Between Carl’s job on the evacuation unit and the possibility of the Gallagher house becoming available, there is a lot of focus on whether the lack of a home usually means the lack of a household. Vee finds herself in a situation that strangely parallels the Gallaghers’ current insecurity when her mother leaves Chicago and tries to establish new roots in Louisville. Vee is especially critical that her mother’s actions are impulsive and will not survive. She’s worried about losing a relationship with her mother, and it’s going to be another situation where everyone is so preoccupied with what they can lose that they lose the supply of what they have. Veronica’s maturity with her mother alternates with Kevin’s absolute decline and failure to age less than 24 hours. It is not going well and it is somewhat misguided that this parental disaster ends as a punch line and not a cautionary tale.
Vee’s mom has a chic new home in Louisville, but Liam continues to worry if he will have a home at all when the Gallagher home hits the market. On ideal Liam fashion, he tries to resolve his paranoia in the future in a style more professional than any other Gallagher. There is an inherent comic character during Liam’s attempts to be placed in foster care or adopted so that he can live somewhere after his house is sold.
It’s been an exaggerated minutes, but Liam’s concerns are very real and it remains impressive to see how self-sufficient he has become. He always thinks rationally about the future while his sisters fend off the crowd, arguing that they don’t have sexually transmitted diseases. Honestly, put Liam in charge of the family and they will thrive in six months.

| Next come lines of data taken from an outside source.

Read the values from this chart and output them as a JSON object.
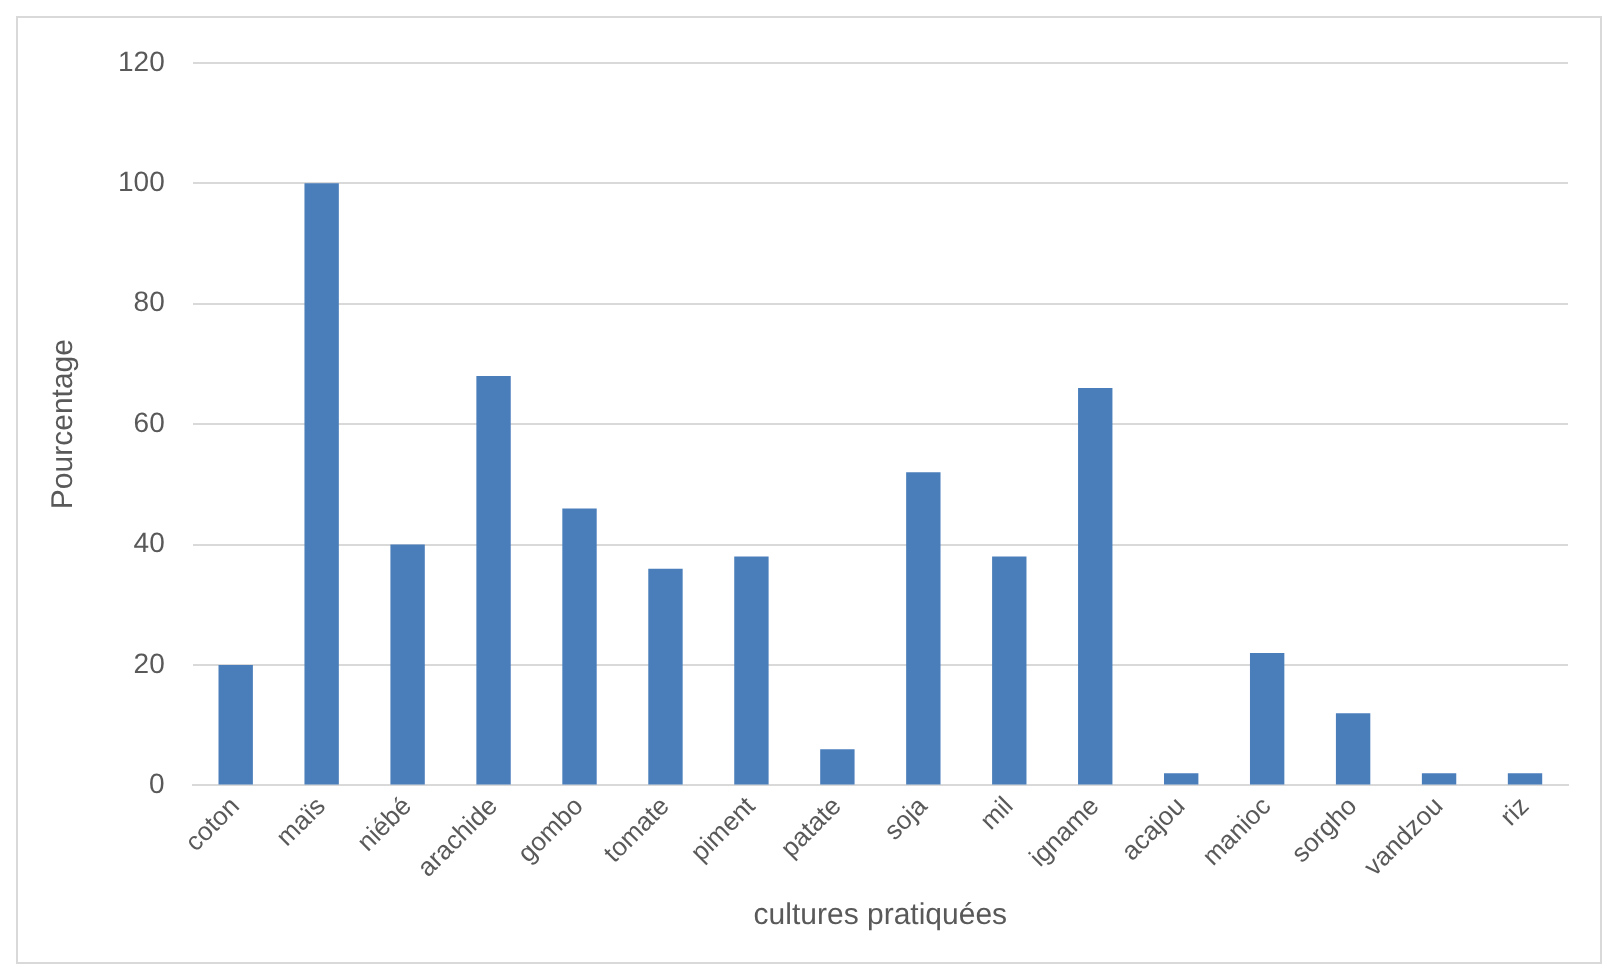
{
  "chart_data": {
    "type": "bar",
    "xlabel": "cultures pratiquées",
    "ylabel": "Pourcentage",
    "categories": [
      "coton",
      "maïs",
      "niébé",
      "arachide",
      "gombo",
      "tomate",
      "piment",
      "patate",
      "soja",
      "mil",
      "igname",
      "acajou",
      "manioc",
      "sorgho",
      "vandzou",
      "riz"
    ],
    "values": [
      20,
      100,
      40,
      68,
      46,
      36,
      38,
      6,
      52,
      38,
      66,
      2,
      22,
      12,
      2,
      2
    ],
    "color": "#4a7ebb",
    "ylim": [
      0,
      120
    ],
    "yticks": [
      0,
      20,
      40,
      60,
      80,
      100,
      120
    ],
    "grid": "y"
  }
}
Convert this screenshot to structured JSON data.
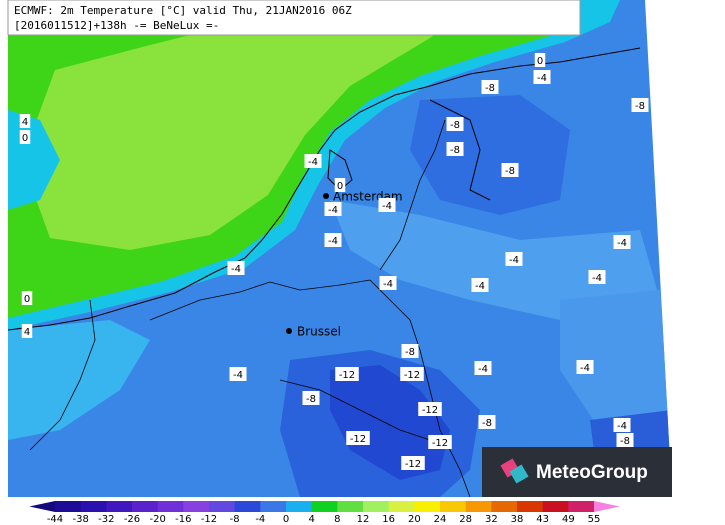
{
  "header": {
    "line1": "ECMWF: 2m Temperature [°C] valid Thu, 21JAN2016 06Z",
    "line2": "[2016011512]+138h -= BeNeLux =-"
  },
  "cities": [
    "Amsterdam",
    "Brussel"
  ],
  "contour_labels": [
    0,
    -4,
    -8,
    -8,
    -8,
    -8,
    -8,
    -4,
    0,
    -4,
    -4,
    4,
    0,
    -4,
    -4,
    -4,
    -4,
    -4,
    -4,
    -4,
    0,
    4,
    -8,
    -4,
    -12,
    -12,
    -4,
    -4,
    -8,
    -12,
    -8,
    -4,
    -12,
    -12,
    -8,
    -12
  ],
  "logo": "MeteoGroup",
  "colorbar": {
    "labels": [
      -44,
      -38,
      -32,
      -26,
      -20,
      -16,
      -12,
      -8,
      -4,
      0,
      4,
      8,
      12,
      16,
      20,
      24,
      28,
      32,
      38,
      43,
      49,
      55
    ],
    "colors": [
      "#14087a",
      "#1c0c96",
      "#2a10ae",
      "#4018c0",
      "#5a22cc",
      "#7030d8",
      "#8840e0",
      "#6048e0",
      "#2c48d8",
      "#3a78e8",
      "#1ab0f0",
      "#10d020",
      "#60e040",
      "#a0f060",
      "#d8f040",
      "#f8f000",
      "#f8c800",
      "#f89800",
      "#e86800",
      "#d83800",
      "#c81020",
      "#d02068",
      "#e850b0",
      "#f880e0"
    ]
  }
}
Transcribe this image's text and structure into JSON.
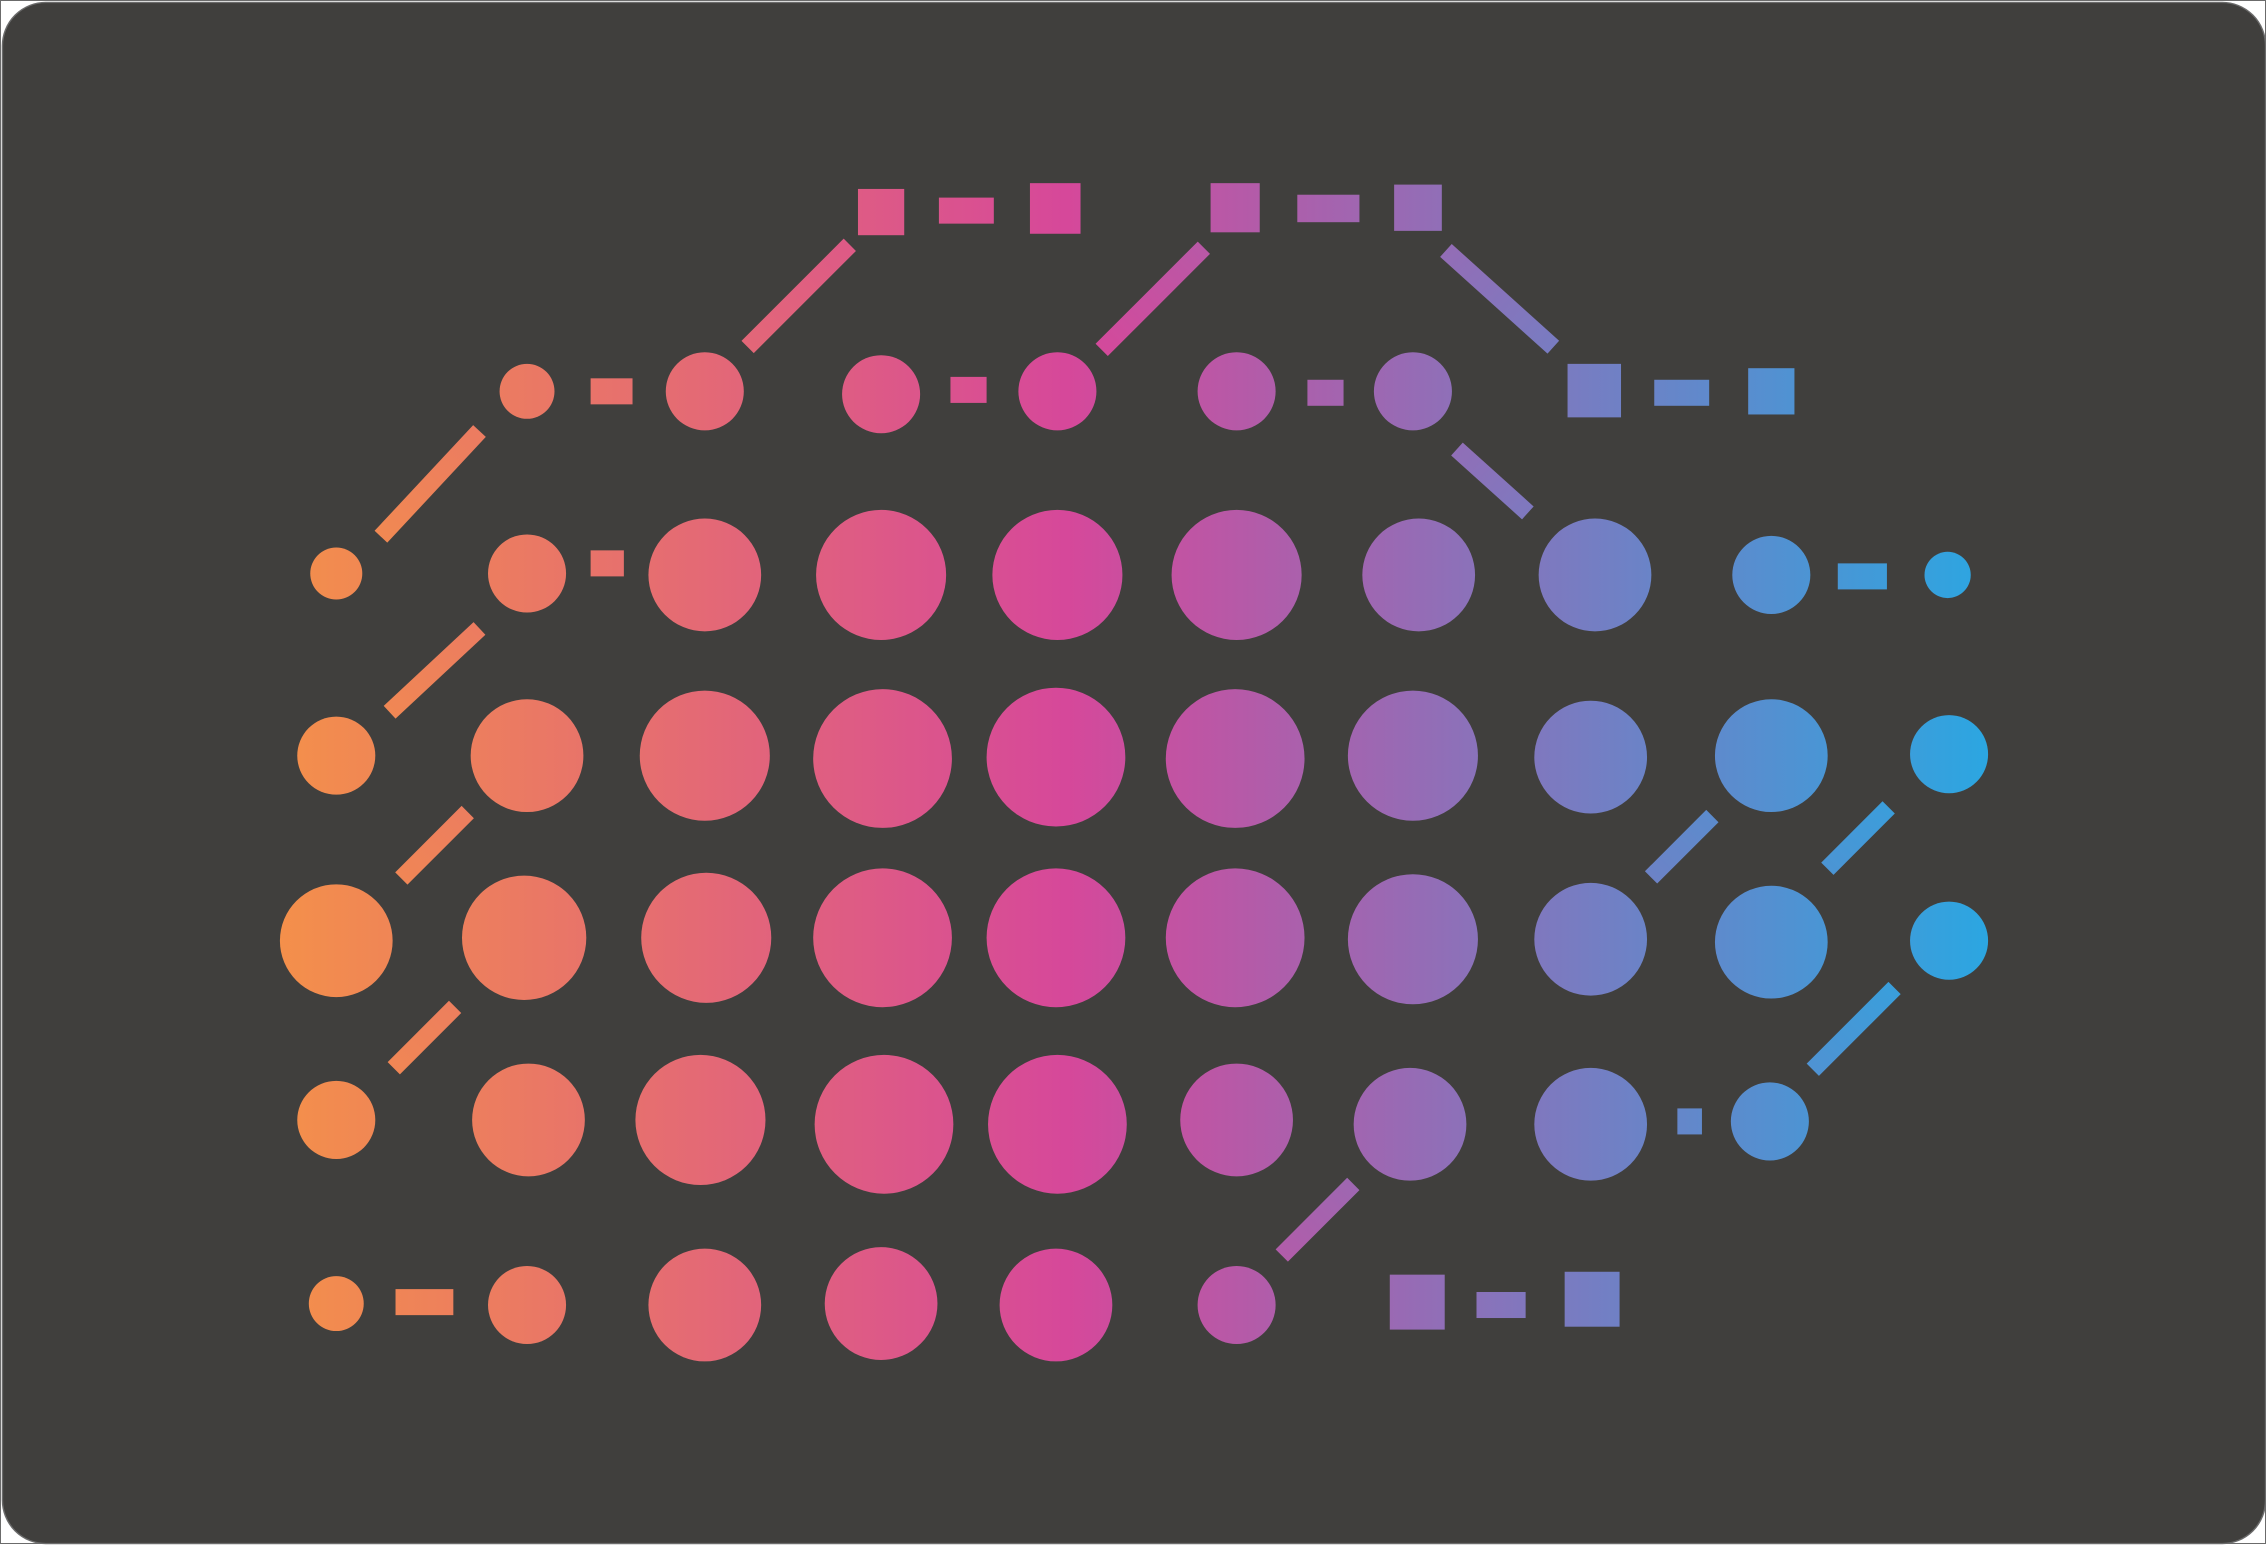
{
  "canvas": {
    "background_color": "#403f3d",
    "border_color": "#6b6b6b"
  },
  "gradient": {
    "start_color": "#f4904a",
    "mid_color": "#d6489a",
    "end_color": "#2aa7e2",
    "direction": "left-to-right"
  },
  "artwork": {
    "description_shapes": [
      "circle-dot",
      "dash-connector",
      "square-node"
    ]
  }
}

All the chaos in “Survivors” begins and ends because of Lip’s stubborn attitude towards selling the house. Lip’s push to get his family to move because his life implodes is still super troubled, but luckily everyone is finally just talking to each other and their fears and doubts are public. The last moments of “Survivors” are fun and it’s been a long time since Lip communicates and listens to the people he cares about.
It’s kind of sweet that Lip Liam promises to be a part of his home and that the sense of community is unlikely to change, even if their living arrangements do. However, this is also something that must have happened at exactly the same time as Lip’s first proposal to sell the house, as opposed to the renegade sledgehammer that went through the wall. It has spawned a few episodes of drama that weren’t necessary, but the Gallaghers are now on the front line as the series moves into its final three episodes.